こういった時は「それによって誰が得をするのか」を考えれば、いろんなことが見えてくると思うので、雇用主側と被雇用者側、両方の側面から考えてみる。

まず被雇用者側から。
この法案が決まると、パート・アルバイトさんの労働時間が週20時間以上なら年収を問わず厚生年金に強制加入になる。これだと壁が解消され所得税が下がっても、社会保険料の方がはるかに高い。そのためか、しきりに「将来受け取れる年金が増える」と謳うけれど、多くの人は今の生活が苦しいんじゃないの?
それにかなり手取りが減るから、労働時間を週に20時間未満に抑える人もおそらく増える。そうなると、もっと働き控えが進むことにもなる。
そこで厚労省が場当たり的に言い始めたのが、こちら。

もう狂っているとしか思えないし、本当に中小零細企業を潰そうとしているよね。
これ、雇用される側にしても「働ける時間が増える上に、社会保険料を企業が肩代わりしてくれるから手取りも減らなくて済む。良かった、良かった」なんて、おめでたい話にはきっとならない。

先述したように、そもそも社会保険料の会社負担分は人件費なので、企業が給与や昇給、賞与を決める際には社会保険料を30%(本人負担15%+会社負担15%)と設定している。だからパート・アルバイトさんまで厚生年金に強制加入になると、それだけ人件費が増えることになる。

企業は粗利の中から ”人件費率” を考えやりくりをするけれど、構造的に人件費率を簡単には変えられないだろうから増えた負担分は、人件費のうちコントロールのできる賃金を抑えるしかない。
結果、企業としては従業員数か、賃金を減らすなりして人件費を抑えることになる。
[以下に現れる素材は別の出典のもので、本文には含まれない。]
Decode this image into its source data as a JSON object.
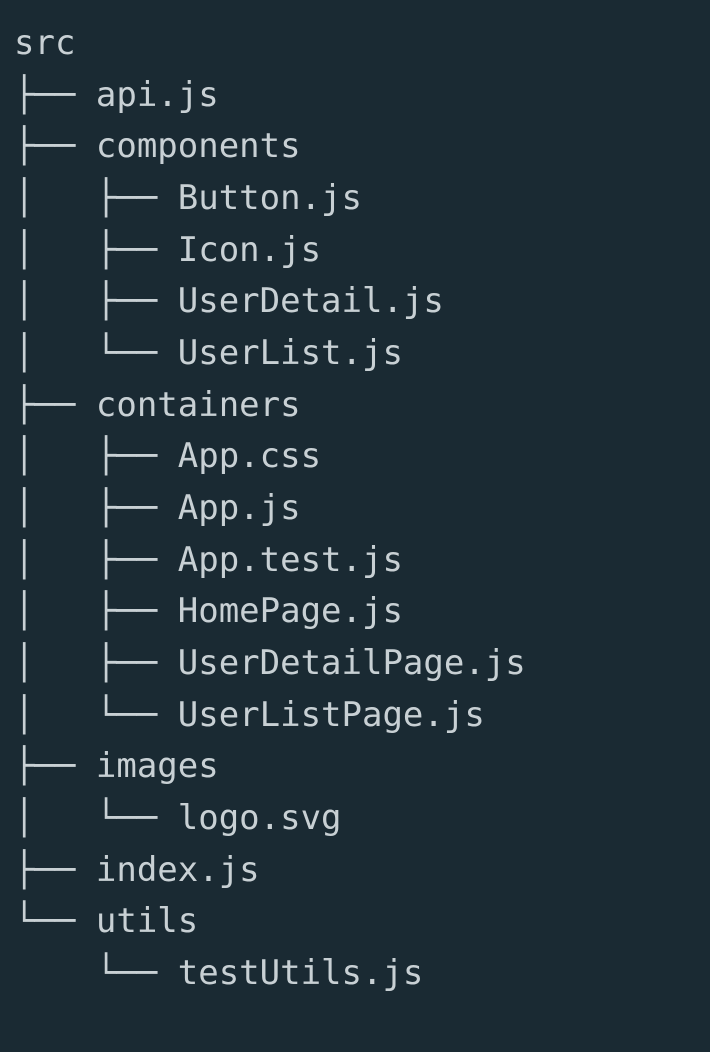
{
  "tree": {
    "root": "src",
    "lines": [
      "├── api.js",
      "├── components",
      "│   ├── Button.js",
      "│   ├── Icon.js",
      "│   ├── UserDetail.js",
      "│   └── UserList.js",
      "├── containers",
      "│   ├── App.css",
      "│   ├── App.js",
      "│   ├── App.test.js",
      "│   ├── HomePage.js",
      "│   ├── UserDetailPage.js",
      "│   └── UserListPage.js",
      "├── images",
      "│   └── logo.svg",
      "├── index.js",
      "└── utils",
      "    └── testUtils.js"
    ]
  }
}
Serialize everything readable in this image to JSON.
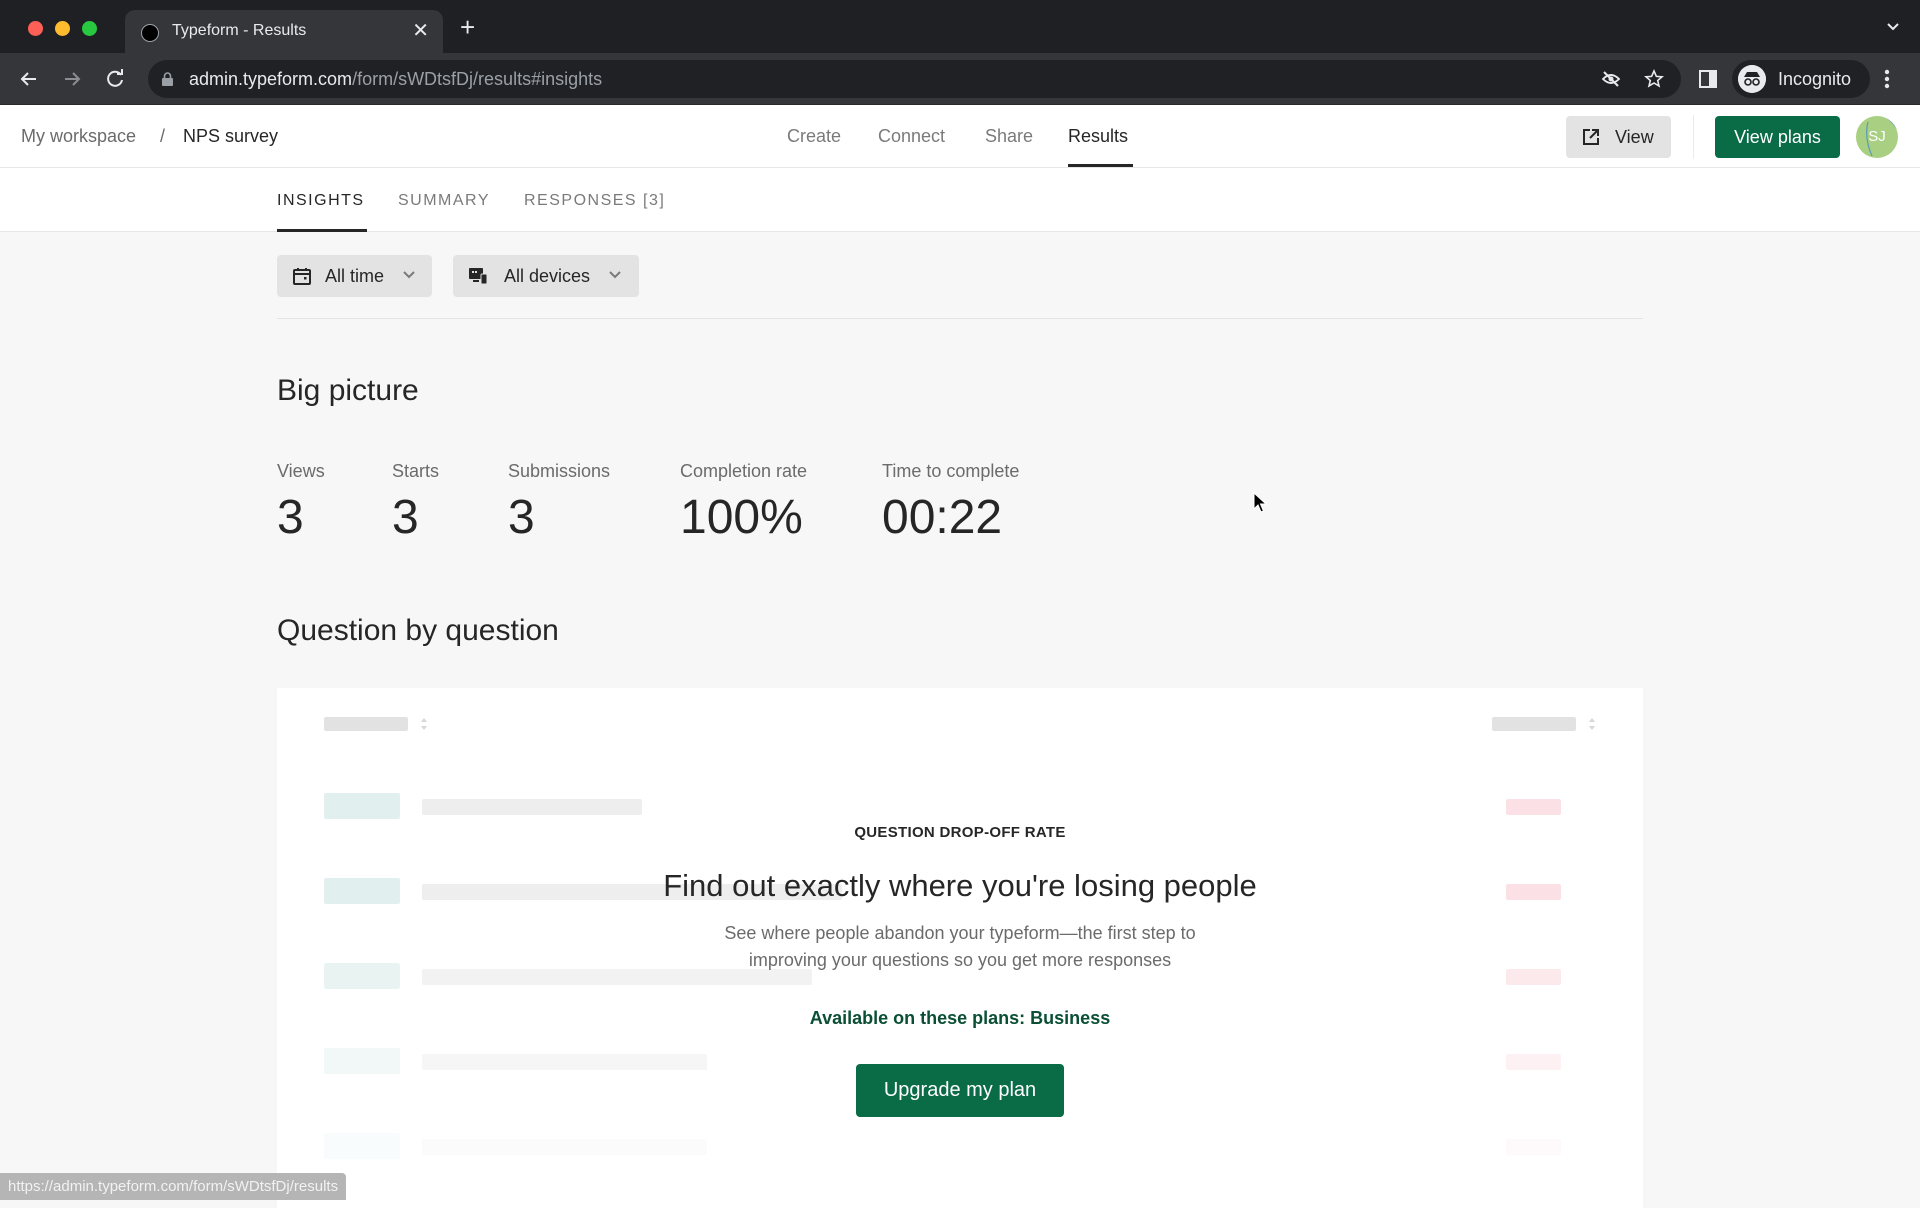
{
  "browser": {
    "tab_title": "Typeform - Results",
    "url_host": "admin.typeform.com",
    "url_path": "/form/sWDtsfDj/results#insights",
    "profile_label": "Incognito",
    "status_url": "https://admin.typeform.com/form/sWDtsfDj/results",
    "icons": {
      "back": "arrow-left-icon",
      "forward": "arrow-right-icon",
      "reload": "reload-icon",
      "lock": "lock-icon",
      "tracking": "eye-slash-icon",
      "bookmark": "star-icon",
      "side_panel": "side-panel-icon",
      "menu": "kebab-menu-icon",
      "new_tab": "plus-icon",
      "close_tab": "close-icon",
      "tab_list": "chevron-down-icon"
    }
  },
  "header": {
    "breadcrumb": {
      "workspace": "My workspace",
      "separator": "/",
      "form": "NPS survey"
    },
    "nav": [
      {
        "label": "Create",
        "active": false
      },
      {
        "label": "Connect",
        "active": false
      },
      {
        "label": "Share",
        "active": false
      },
      {
        "label": "Results",
        "active": true
      }
    ],
    "view_label": "View",
    "view_plans_label": "View plans",
    "avatar_initials": "SJ"
  },
  "subtabs": [
    {
      "label": "INSIGHTS",
      "active": true
    },
    {
      "label": "SUMMARY",
      "active": false
    },
    {
      "label": "RESPONSES [3]",
      "active": false
    }
  ],
  "filters": {
    "time": "All time",
    "devices": "All devices"
  },
  "big_picture": {
    "title": "Big picture",
    "metrics": [
      {
        "label": "Views",
        "value": "3"
      },
      {
        "label": "Starts",
        "value": "3"
      },
      {
        "label": "Submissions",
        "value": "3"
      },
      {
        "label": "Completion rate",
        "value": "100%"
      },
      {
        "label": "Time to complete",
        "value": "00:22"
      }
    ]
  },
  "question_by_question": {
    "title": "Question by question",
    "upsell": {
      "eyebrow": "QUESTION DROP-OFF RATE",
      "title": "Find out exactly where you're losing people",
      "description_line1": "See where people abandon your typeform—the first step to",
      "description_line2": "improving your questions so you get more responses",
      "plans": "Available on these plans: Business",
      "button_label": "Upgrade my plan"
    }
  },
  "colors": {
    "brand_green": "#0a6b47",
    "plans_text": "#0a4f35",
    "placeholder_teal": "#e1f0ee",
    "placeholder_pink": "#fbe1e6"
  }
}
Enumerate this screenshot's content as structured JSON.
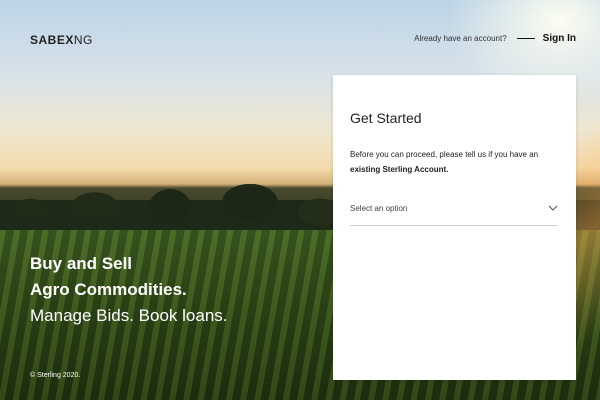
{
  "brand": {
    "logo_bold": "SABEX",
    "logo_light": "NG"
  },
  "header": {
    "prompt": "Already have an account?",
    "signin_label": "Sign In"
  },
  "hero": {
    "line1": "Buy and Sell",
    "line2": "Agro Commodities.",
    "line3": "Manage Bids. Book loans."
  },
  "footer": {
    "copyright": "© Sterling 2020."
  },
  "card": {
    "title": "Get Started",
    "desc_prefix": "Before you can proceed, please tell us if you have an",
    "desc_bold": "existing Sterling Account.",
    "select": {
      "placeholder": "Select an option",
      "icon": "chevron-down-icon"
    }
  }
}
あるいはその分の利益を減らすしかないけれど、そんなことのできる中小零細企業は、ほとんどないと思う。

厚生年金の適用拡大は、こうして企業の意思や昇給、賞与といった計画など、お構いなしに人件費を増加させる。そしてそれは、パート・アルバイトさんだけでなく社員も含めた従業員の賃金が抑制されることにつながる。
つまり ”企業が肩代わり” なんて、おめでたいことを被雇用者に言っているようでいて結局、社員も含めたすべての従業員へ、その皺寄せが行くことになる。

「賃上げが難しい」「給与を上げても手取りが増えない」のは、厚労省が毎年上げ続ける社会保険料負担が最大の原因なのは間違いない。
意図的にややこしくしているのだろうけれど、しかし厚労省の場当たり的で短絡的な施策もここまでくると、つぎはぎだらけで整合性も保てなくなってきている気がする。

それに、こんな狂気の沙汰としか思えない欠陥だらけの社会保障制度でなければ、企業は賃上げや時給1500円も、実は簡単にできると思うんだけどね。